В это мгновение в библиотеку вошла черноглазая Айшет с тазиком в руках, ожгла Веру взглядом и сказала:

– Хозяин, вам лекарство пить пора! И еще…

– Поди! – брезгливо и поспешно отмахнулся господин Златовратский. – И унеси это.

Поймав еще один взгляд молодой киргизки, Вера усмехнулась и подмигнула ей, по своему обычаю, обоими глазами. Айшет ничего не сказала, лишь раздула широкие ноздри и выдохнула. В затхлом воздухе библиотеки разлилось медленно затихающее шипение.

– Господи, за что ж она меня так ненавидит-то? – пожала плечами Вера, провожая взглядом Айшет. – ВЫ знаете? Мы ж с ней двух слов никогда не сказали… Право, я иногда даже чай опасаюсь брать у ней из рук – вдруг отравит?

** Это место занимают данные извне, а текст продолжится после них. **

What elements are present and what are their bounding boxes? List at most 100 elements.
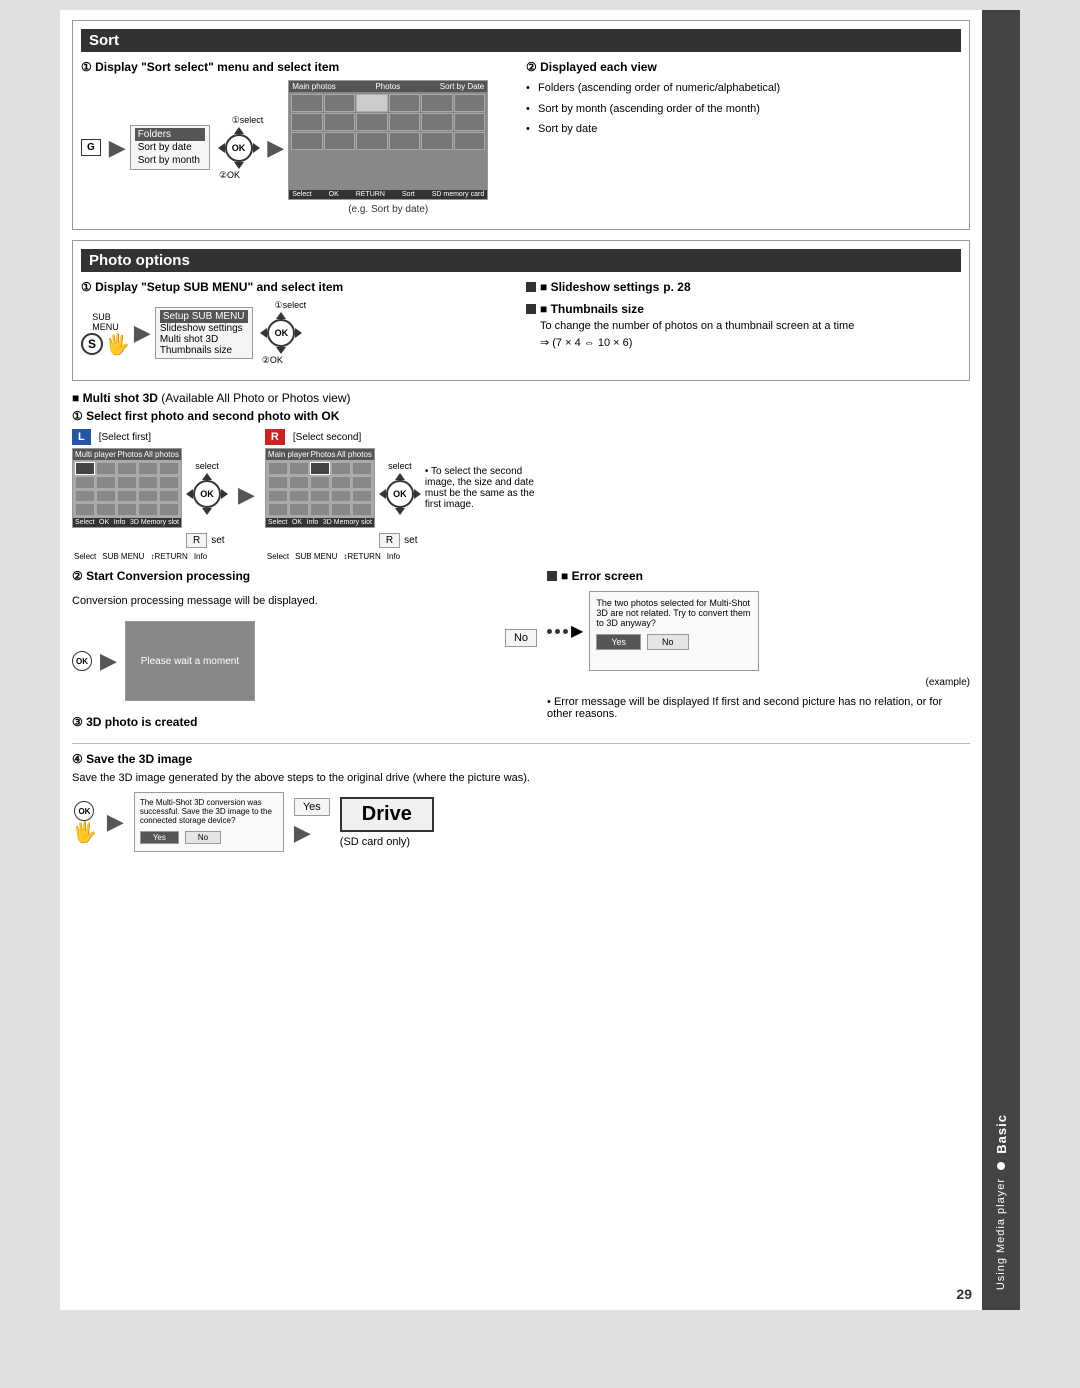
photo-cell	[96, 476, 116, 489]
error-yes-button[interactable]: Yes	[596, 634, 641, 650]
photo-cell-r	[289, 476, 309, 489]
multi-shot-section: ■ Multi shot 3D (Available All Photo or …	[72, 391, 970, 852]
page-number: 29	[956, 1286, 972, 1302]
save-message: The Multi-Shot 3D conversion was success…	[140, 798, 278, 825]
screen-footer-right: SelectOKInfo3D Memory slot	[266, 518, 374, 527]
error-sq-icon	[547, 571, 557, 581]
menu-item-sort-month: Sort by month	[135, 154, 205, 167]
arrow2-icon: ▶	[267, 135, 284, 161]
nav-left-icon	[218, 143, 225, 153]
ok-small-button2[interactable]: OK	[74, 801, 94, 821]
hand2-icon: 🖐	[72, 823, 97, 843]
photo-nav-control: OK	[260, 312, 302, 354]
menu-item-folders: Folders	[135, 128, 205, 141]
set-box-right: R	[379, 533, 400, 548]
nav-control-right: OK	[379, 473, 421, 515]
photo-submenu-box: Setup SUB MENU Slideshow settings Multi …	[155, 307, 253, 359]
dv-footer: SelectOKRETURNSortSD memory card	[289, 190, 487, 199]
photo-cell-r	[331, 462, 351, 475]
screen-header-left: Multi playerPhotosAll photos	[73, 449, 181, 460]
dv-cell-selected	[356, 94, 388, 112]
dv-header: Main photosPhotosSort by Date	[289, 81, 487, 92]
side-tab-inner: Basic Using Media player	[994, 1114, 1009, 1290]
dv-cell	[389, 113, 421, 131]
sort-step2-title: ② Displayed each view	[526, 60, 961, 74]
photo-cell-r	[352, 503, 372, 516]
bullet-sort-month: Sort by month (ascending order of the mo…	[526, 101, 961, 119]
grid-inner-right	[266, 460, 374, 518]
menu-item-sort-date: Sort by date	[135, 141, 205, 154]
photo-cell	[138, 490, 158, 503]
black-sq-icon	[526, 282, 536, 292]
using-label: Using Media player	[995, 1178, 1007, 1290]
middle-arrow-icon: ▶	[238, 482, 255, 508]
step2-diagram: OK ▶ Please wait a moment	[72, 621, 495, 701]
photo-cell	[138, 462, 158, 475]
photo-cell-r	[310, 503, 330, 516]
example-label: (example)	[547, 677, 970, 688]
screen-labels-right: SelectSUB MENU↕RETURNInfo	[267, 552, 400, 561]
set-label-left: set	[211, 535, 224, 546]
photo-cell	[75, 490, 95, 503]
photo-cell	[159, 490, 179, 503]
step4-ok: OK 🖐	[72, 801, 97, 843]
dv-cell	[324, 94, 356, 112]
dv-cell	[454, 113, 486, 131]
ok-button3[interactable]: OK	[193, 480, 221, 508]
photo-cell-r	[352, 462, 372, 475]
nav-control: OK	[218, 127, 260, 169]
screen-labels-left: SelectSUB MENU↕RETURNInfo	[74, 552, 207, 561]
save-screen: The Multi-Shot 3D conversion was success…	[134, 792, 284, 852]
dot-icon	[997, 1162, 1005, 1170]
photo-cell-r	[268, 503, 288, 516]
error-diagram: ▶ The two photos selected for Multi-Shot…	[547, 591, 970, 671]
submenu-item-setup: Setup SUB MENU	[160, 310, 248, 323]
photo-cell	[159, 503, 179, 516]
dot2-icon	[555, 629, 560, 634]
nav-up3-icon	[202, 473, 212, 480]
select-first-block: L [Select first] Multi playerPhotosAll p…	[72, 429, 228, 561]
nav-h-row2: OK	[260, 319, 302, 347]
photo-grid-right: Main playerPhotosAll photos	[265, 448, 375, 528]
error-no-button[interactable]: No	[647, 634, 689, 650]
submenu-item-multishot: Multi shot 3D	[160, 334, 248, 345]
photo-right-info: ■ Slideshow settings p. 28 ■ Thumbnails …	[526, 280, 961, 372]
sub-menu-label: SUBMENU	[92, 312, 119, 332]
step3-block: ③ 3D photo is created	[72, 715, 495, 735]
save-yes-button[interactable]: Yes	[140, 831, 179, 844]
submenu-item-thumbnails: Thumbnails size	[160, 345, 248, 356]
drive-block: Drive (SD card only)	[340, 797, 434, 848]
thumbnails-desc: To change the number of photos on a thum…	[540, 320, 961, 332]
photo-cell-r	[331, 490, 351, 503]
multi-step3-title: ③ 3D photo is created	[72, 715, 495, 729]
sort-step1-title: ① Display "Sort select" menu and select …	[81, 60, 516, 74]
dv-cell	[421, 94, 453, 112]
nav-h-row3: OK	[186, 480, 228, 508]
grid-inner-left	[73, 460, 181, 518]
photo-cell-r	[268, 462, 288, 475]
photo-cell-r	[310, 490, 330, 503]
photo-cell	[96, 490, 116, 503]
dv-cell	[421, 132, 453, 150]
yes-drive-block: Yes ▶	[294, 798, 330, 846]
ok-small-button[interactable]: OK	[72, 651, 92, 671]
hand-icon: 🖐	[105, 335, 130, 355]
photo-cell	[159, 476, 179, 489]
error-note: • Error message will be displayed If fir…	[547, 696, 970, 720]
screen-footer-left: SelectOKInfo3D Memory slot	[73, 518, 181, 527]
save-no-button[interactable]: No	[185, 831, 221, 844]
ok-button2[interactable]: OK	[267, 319, 295, 347]
error-buttons: Yes No	[596, 634, 752, 650]
ok-button[interactable]: OK	[225, 134, 253, 162]
photo-cell	[75, 462, 95, 475]
g-button: G	[81, 139, 101, 156]
arrow4-icon: ▶	[107, 809, 124, 835]
arrow5-icon: ▶	[294, 820, 311, 846]
photo-cell	[75, 503, 95, 516]
ok-button4[interactable]: OK	[386, 480, 414, 508]
step4-diagram: OK 🖐 ▶ The Multi-Shot 3D conversion was …	[72, 792, 970, 852]
photo-cell	[75, 476, 95, 489]
sort-diagram: G ▶ Folders Sort by date Sort by month	[81, 80, 516, 215]
error-screen-box: The two photos selected for Multi-Shot 3…	[589, 591, 759, 671]
sort-inner: ① Display "Sort select" menu and select …	[81, 60, 961, 221]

– Вот как? – Златовратский задумался. Видно было, что очевидная каждому неприязнь Айшет к Вере до сих пор ускользала от его внимания. – Тебя это тревожит? Хочешь, я выгоню ее?

– Да Господь с вами, Левонтий Макарович! – удивилась Вера. – Что мне? А Айшет у вас с детства служит. Куда она пойдет? Да Бог с ней!… И что ж… – упрямо возвращаясь к разговору, прерванному появлением Айшет, продолжала женщина. – Получается, что ваш Ипполит и прочие, подобные ему: лишены свободы воли, но за ними – правда и будущее нашего племени?

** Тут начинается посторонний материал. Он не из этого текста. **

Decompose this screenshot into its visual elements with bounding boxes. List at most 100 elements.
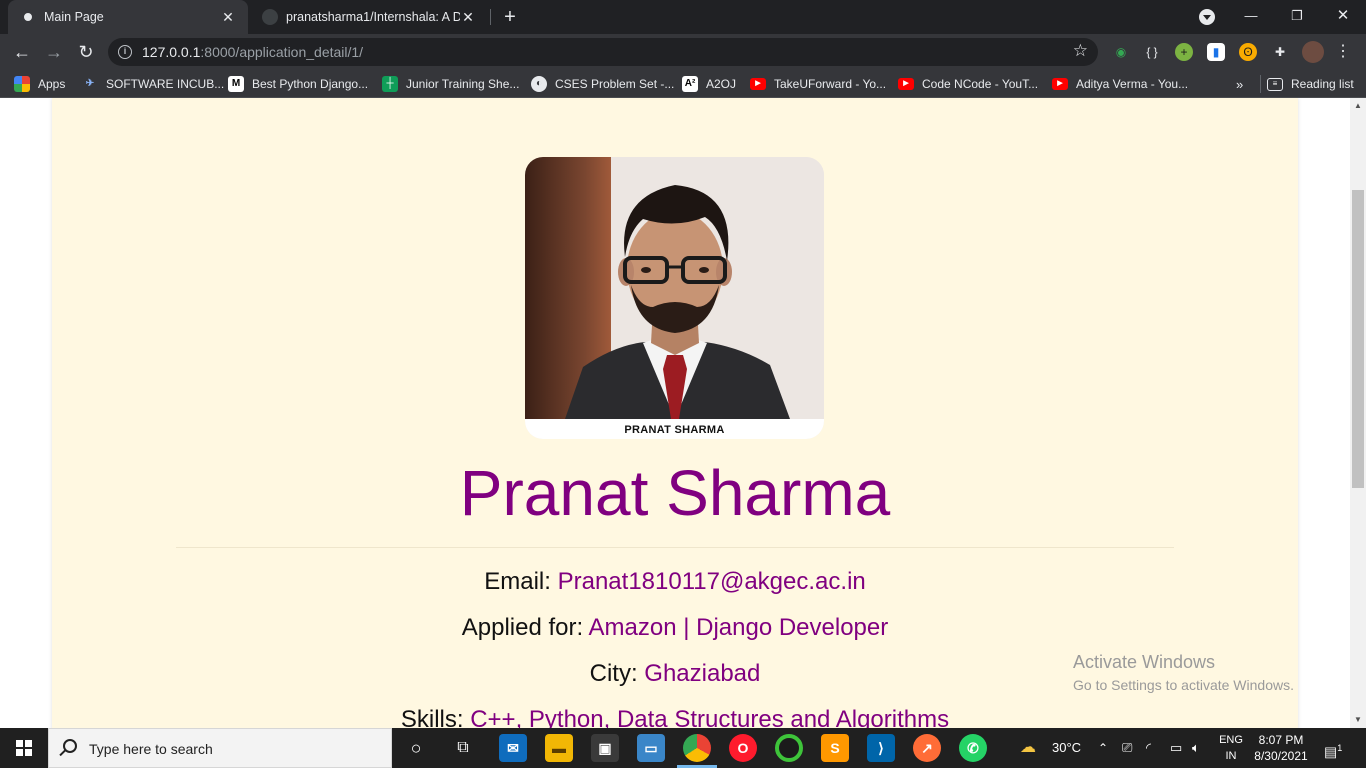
back-button[interactable]: ← [8,38,36,66]
skills-row: Skills: C++, Python, Data Structures and… [52,706,1298,728]
restore-button[interactable]: ❐ [1274,0,1320,34]
url-text: 127.0.0.1:8000/application_detail/1/ [142,44,364,60]
youtube-icon: ▶ [750,78,766,90]
wifi-icon[interactable]: ◜ [1146,728,1151,768]
email-label: Email: [484,568,551,595]
youtube-icon: ▶ [1052,78,1068,90]
input-language[interactable]: ENG IN [1216,732,1246,764]
bookmark-junior-training-sheet[interactable]: ┼ Junior Training She... [382,75,519,93]
applied-value: Amazon | Django Developer [588,614,889,641]
apps-grid-icon [14,76,30,92]
notification-center-icon[interactable]: ▤1 [1324,728,1342,768]
youtube-icon: ▶ [898,78,914,90]
close-window-button[interactable]: ✕ [1320,0,1366,34]
skills-value: C++, Python, Data Structures and Algorit… [470,706,950,728]
bookmark-star-icon[interactable]: ☆ [1073,41,1088,61]
search-placeholder: Type here to search [89,741,213,757]
bookmark-cses-problem-set[interactable]: ◐ CSES Problem Set -... [531,75,674,93]
address-bar[interactable]: i 127.0.0.1:8000/application_detail/1/ ☆ [108,38,1098,66]
reading-list-label: Reading list [1291,77,1354,91]
bookmarks-bar: Apps ✈ SOFTWARE INCUB... M Best Python D… [0,70,1366,98]
menu-kebab-icon[interactable]: ⋮ [1334,43,1352,61]
applicant-name: Pranat Sharma [459,457,891,529]
activate-windows-watermark: Activate Windows Go to Settings to activ… [1073,652,1294,693]
json-extension-icon[interactable]: { } [1143,43,1161,61]
region-code: IN [1225,750,1237,762]
globe-icon [20,9,36,25]
flag-extension-icon[interactable]: ▮ [1207,43,1225,61]
tab-github[interactable]: pranatsharma1/Internshala: A Dj ✕ [250,0,488,34]
bookmark-takeuforward[interactable]: ▶ TakeUForward - Yo... [750,75,886,93]
task-view-icon[interactable]: ⧉ [449,734,477,762]
sublime-text-icon[interactable]: S [821,734,849,762]
person-portrait [565,185,790,419]
watermark-title: Activate Windows [1073,652,1216,672]
meet-now-icon[interactable]: ⎚ [1122,728,1132,768]
bookmark-aditya-verma[interactable]: ▶ Aditya Verma - You... [1052,75,1188,93]
opera-icon[interactable]: O [729,734,757,762]
close-tab-icon[interactable]: ✕ [460,9,476,26]
bookmark-label: Best Python Django... [252,77,369,91]
weather-icon[interactable]: ☁ [1020,728,1036,768]
tab-search-icon[interactable] [1199,9,1215,25]
close-tab-icon[interactable]: ✕ [220,9,236,26]
this-pc-icon[interactable]: ▭ [637,734,665,762]
scroll-down-arrow-icon[interactable]: ▼ [1350,712,1366,728]
whatsapp-icon[interactable]: ✆ [959,734,987,762]
search-icon [63,739,77,753]
windows-logo-icon [16,740,32,756]
show-hidden-icons-chevron-icon[interactable]: ⌃ [1098,728,1108,768]
bookmark-label: Aditya Verma - You... [1076,77,1189,91]
extensions-puzzle-icon[interactable]: ✚ [1271,43,1289,61]
postman-icon[interactable]: ↗ [913,734,941,762]
bookmark-label: Junior Training She... [406,77,520,91]
clock-date: 8/30/2021 [1254,749,1308,763]
plus-extension-icon[interactable]: + [1175,43,1193,61]
bookmark-software-incubator[interactable]: ✈ SOFTWARE INCUB... [82,75,224,93]
new-tab-button[interactable]: + [500,5,520,29]
skills-label: Skills: [400,706,464,728]
scrollbar-thumb[interactable] [1352,190,1364,488]
city-label: City: [589,660,638,687]
extension-eye-icon[interactable]: ◉ [1112,43,1130,61]
divider [176,547,1174,548]
forward-button[interactable]: → [40,38,68,66]
site-info-icon[interactable]: i [118,45,132,59]
browser-toolbar: ← → ↻ i 127.0.0.1:8000/application_detai… [0,34,1366,70]
cortana-icon[interactable]: ○ [402,734,430,762]
reading-list-button[interactable]: ≡ Reading list [1267,75,1354,93]
bookmark-a2oj[interactable]: A² A2OJ [682,75,736,93]
bookmarks-divider [1260,75,1261,93]
globe-icon: ◐ [531,76,547,92]
github-icon [262,9,278,25]
minimize-button[interactable]: — [1228,0,1274,34]
mail-icon[interactable]: ✉ [499,734,527,762]
tab-divider [490,9,491,25]
taskbar-clock[interactable]: 8:07 PM 8/30/2021 [1248,732,1314,764]
page-scrollbar[interactable]: ▲ ▼ [1350,98,1366,728]
owl-extension-icon[interactable]: ʘ [1239,43,1257,61]
tab-title: Main Page [44,10,104,24]
start-button[interactable] [0,728,48,768]
profile-avatar[interactable] [1302,41,1324,63]
file-explorer-icon[interactable]: ▬ [545,734,573,762]
software-incubator-icon: ✈ [82,76,98,92]
cycle-app-icon[interactable] [775,734,803,762]
store-icon[interactable]: ▣ [591,734,619,762]
weather-temperature[interactable]: 30°C [1052,728,1081,768]
a2oj-icon: A² [682,76,698,92]
taskbar-search-box[interactable]: Type here to search [48,728,392,768]
tab-main-page[interactable]: Main Page ✕ [8,0,248,34]
more-bookmarks-button[interactable]: » [1236,75,1243,93]
volume-icon[interactable]: 🔈︎ [1192,728,1200,768]
chrome-icon[interactable] [683,734,711,762]
bookmark-label: SOFTWARE INCUB... [106,77,225,91]
reading-list-icon: ≡ [1267,77,1283,91]
bookmark-best-python-django[interactable]: M Best Python Django... [228,75,368,93]
battery-icon[interactable]: ▭ [1170,728,1182,768]
bookmark-code-ncode[interactable]: ▶ Code NCode - YouT... [898,75,1038,93]
vscode-icon[interactable]: ⟩ [867,734,895,762]
scroll-up-arrow-icon[interactable]: ▲ [1350,98,1366,114]
reload-button[interactable]: ↻ [72,38,100,66]
bookmark-apps[interactable]: Apps [14,75,65,93]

– По всей видимости, за ними – закон природы, вот все, что я могу сказать с достаточной долей определенности…

Легок на помине, в библиотеку заглянул Коронин.

– Вера Артемьевна, здравствуйте! – поздоровался он. – А я и не знал, что вы у нас, оттого не понял: что это Айшет мечется, как таракан с подпаленными усами? А отчего это вы на меня так смотрите, словно я – не я, а сибирский губернатор?

– Потому что вы, быть может, – закон природы! – честно ответила Вера.

От ее ответа Ипполит Михайлович невольно приосанился, а Златовратский мелко и противно захихикал.

– Терпеть ее не могу! – воскликнула Любочка, на мгновение оторвав взгляд от вышивки.

– Кого? Веру? Отчего ж так? – рассеянно откликнулась Каденька, раскладывавшая на столе какие-то не то рецепты, не то – сигнатуры. – Она, кажется, тебе ничего дурного не сделала…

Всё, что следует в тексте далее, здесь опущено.